Can banks charge for deposit? Really?
The market has discussed the “when” and “how” the
US could taper its Quantitative Easing.
The USD 85 billion a month Asset Purchase Scheme is viewed to be vital
in keeping the world rotating. Well, at
least it keeps the bull running in the US and European stock markets. The recent gesture from the US Fed and its
Chairman Bernanke is interesting to put it mildly. Ben Bernanke is paid to make sure the world
does not fully understand his words.
Yet, many people have to make a living in knowing what Uncle Ben is
saying and how that could affect the market. Uncle Ben and his team, the Federal Open
Market Committee, have said they would taper its bond buying probably in the “coming
meetings”. If the US Fed is slowing down
the money printing machine, it wants someone else to throw money into the
system. And the lucky ones are
BANKS! One potential outcome is for the
Fed to pay banks a lower interest for putting money with Fed itself. Currently, Fed is paying 0.25% for banks to
park their reserves (versus the European Central Bank paying 0.1%). If the Fed starts to pay less, Bernanke and his
colleagues are hoping banks would put their money to work and perhaps lend to
some corporates. Well, most human beings
are lazy by nature and bankers are no difference. The banks are thinking of paying their
customers less for their deposit as a result of Fed paying the banks less. Wait a minute. Bank clients are already getting practically
zero interest from their USD deposit.
Similarly in UK, Germany or other healthier EU countries, bank clients
are getting donuts from their bank deposits.

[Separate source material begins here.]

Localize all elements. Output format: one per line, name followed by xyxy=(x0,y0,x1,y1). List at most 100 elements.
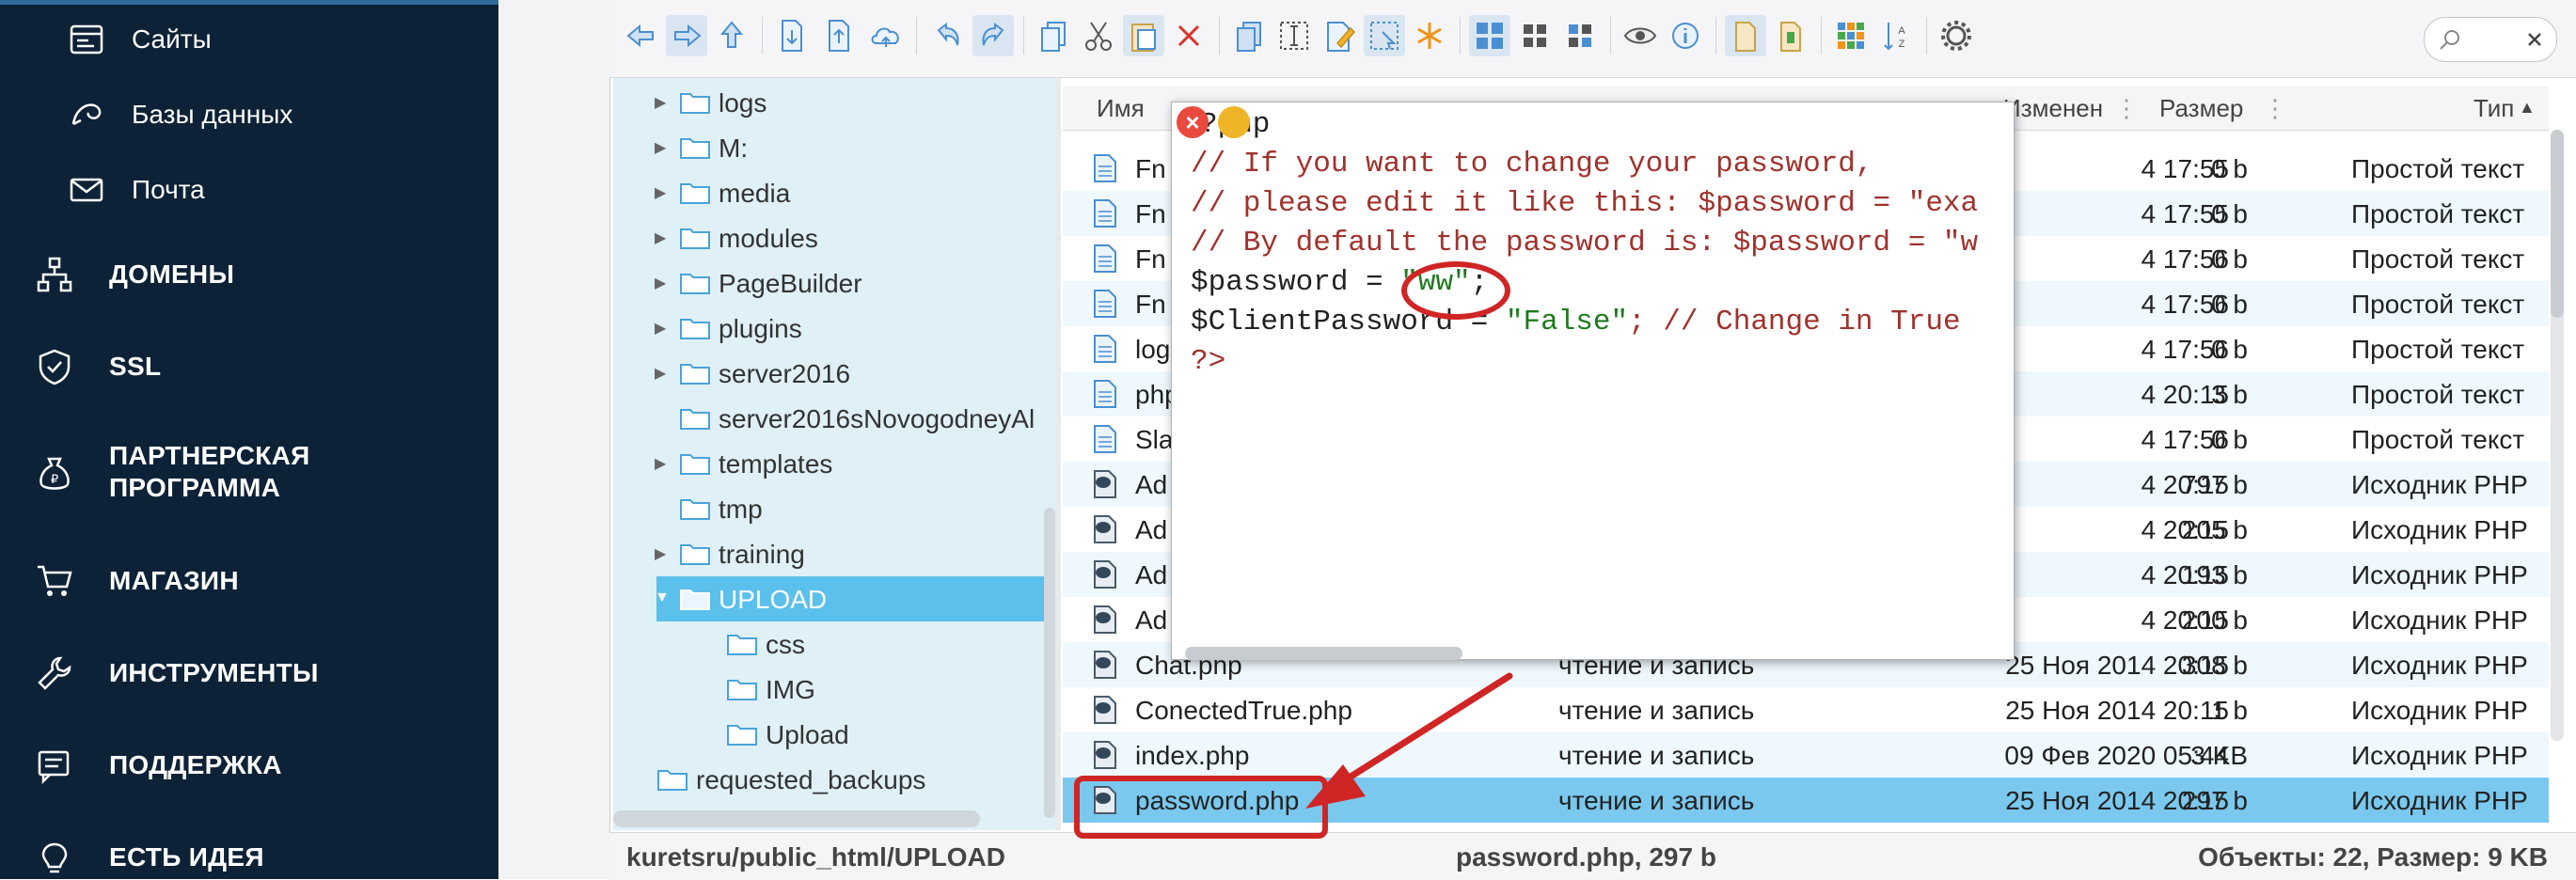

So, getting even less could means clients will need to pay the banks for
looking after their money. That’s a very
scary thought for retirees or companies that are cash rich. This is the final push to the investors
through the revolving door into the casino of stocks, bonds and other
securities. This could be what the Fed
wants. By cutting the rate Fed pays for
bank reserves, the bank clients would put their money to corporate bonds or
shares.
With determination, the US Dollar has successfully
weakened against the British Pounds. As
of 26 November, it is USD 1.6153 to GBP 1 and this is pretty much as strong as
the GBP has been against the USD in 2013.
The peak was 1.6381 on 2 January, 2013 and the bottom was 1.4814 on 9
July, 2013. The Euro peaked against the
US Dollar at 1.3832 on 25 Oct, 2013. It
is now back to 1.3532 level which is still a lot stronger than the year low at 1.2746
on 4 April, 2013. While USD is weak due to
Fed relax monetary policy, positive news or the expectation of positive news in
US real economy is preventing the US Dollar to weaken further this year.
Another interesting currency is Gold which is like
a world currency without a government monetary policy. Gold has been drifting south since September
from USD 1415 per ounce to USD 1253 as of 25 November. The year low was USD 1180.50 on 28 June,
2013. Gold, in some views, is a hedge
against a few purposes such as inflation, US default risk, Euro zone breakdown. Now all 3 troubles seem so far away. It looks as though the stock market is here
to stay. Some believe gold prices have
to fade.
UK stock investors are likely to have a good year
in 2013 with FTSE100 Index going up 13.5% year to date as of 25 November, 2011. Further upside this year could be a big ask
with Christmas approaching as fund managers and institutional investors taking
holiday. The overall tapering gesture
from US Fed could put a lid to cool off the US bull market. China has been lagging behind the West in
terms of stock market performance. In
November, China had its Third Plenary Session of the 18th Central
Committee. It is a very long name for a
very big communists gathering. One big
outcome is that the Chinese government is relaxing its one child policy. It sounds strange to the West that the
Chinese government could limit the number of children a couple could have. Currently, only if both parents are single
child, they could have the second child.
The proposed change is that if one of the parents is a single child, the
couple could have the second child. This
brings some demographic dividend to China.
Overall, President Xi Jinping and his government seems to have got the
steering wheel of the nation firmly and even famed investor Jim Rogers recently
interviews are giving positive comments over the Chinese stock market.